Male Lewis rats underwent MMT surgery and were treated weekly with tanezumab (0.1, 1 or 10 mg/kg), isotype control or vehicle for 7, 14 or 28 days. Gait deficiency was measured to assess weight-bearing on the operated limb. Joint damage was assessed via histopathology. A second arm, delayed onset of treatment (starting 3-8 weeks after MMT surgery) was used to control for analgesia early in the disease process. A third arm, mid-tibial amputation, evaluated the dependency of the model on weight-bearing.

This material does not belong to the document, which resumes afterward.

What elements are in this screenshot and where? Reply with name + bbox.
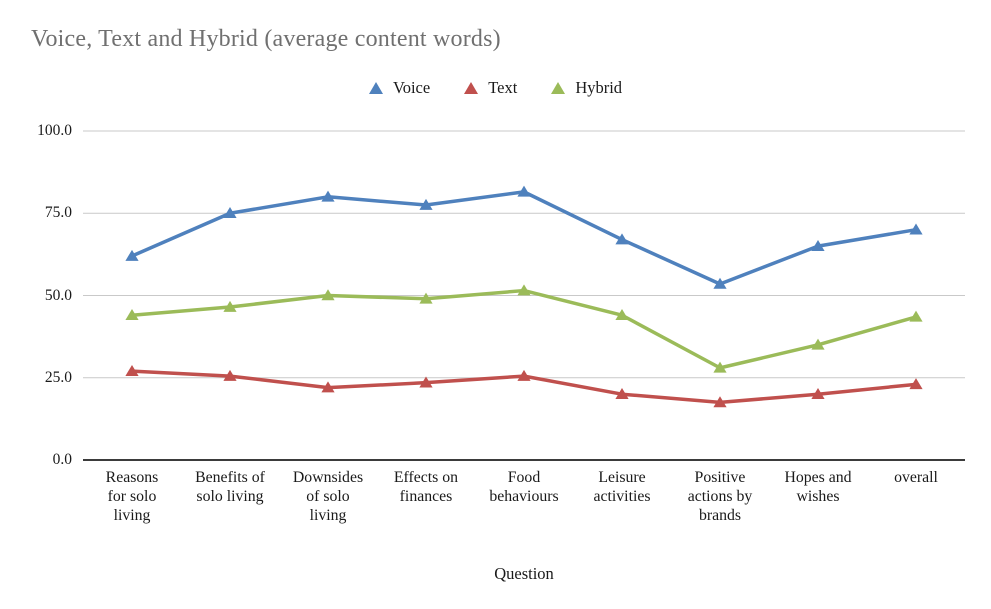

Gait deficiency in untreated rats was present 3-7 days after MMT surgery, with a return to normal weight-bearing by days 14-28. Prophylactic treatment with tanezumab prevented gait deficiency and resulted in more severe cartilage damage. When onset of treatment with tanezumab was delayed to 3-8 weeks after MMT surgery, there was no increase in cartilage damage. Mid-tibial amputation completely prevented cartilage damage in untreated MMT rats.
These data suggest that analgesia due to NGF inhibition during the acute injury phase is responsible for increased voluntary weight-bearing and subsequent cartilage damage in the rat MMT model. This model failed to replicate the hypotrophic bone response observed in tanezumab-treated patients with RPOA.
研究用他奈单抗抑制神经生长因子(NGF)对内侧半月板撕裂(MMT)大鼠的影响是否能有效模拟在临床试验中观察到的快速进展性骨关节炎(RPOA)。
雄性Lewis大鼠接受MMT手术,每周用他奈单抗(0.1、1或10 mg/kg)、同型对照或赋形剂治疗7、14或28天。测量步态缺陷以评估手术肢体的负重情况。通过组织病理学评估关节损伤。第二组,延迟治疗开始时间(MMT手术后3 - 8周开始)用于控制疾病早期的镇痛作用。第三组,胫骨中段截肢,评估该模型对负重的依赖性。
未治疗的大鼠在MMT手术后3 - 7天出现步态缺陷,到第14 - 28天恢复正常负重。用他奈单抗进行预防性治疗可预防步态缺陷,并导致更严重的软骨损伤。当他奈单抗治疗开始时间延迟至MMT手术后3 - 8周时,软骨损伤没有增加。胫骨中段截肢完全预防了未治疗的MMT大鼠的软骨损伤。
这些数据表明,在急性损伤期由于NGF抑制产生的镇痛作用导致大鼠MMT模型中自愿负重增加及随后的软骨损伤。该模型未能复制在接受他奈单抗治疗的RPOA患者中观察到的骨萎缩反应。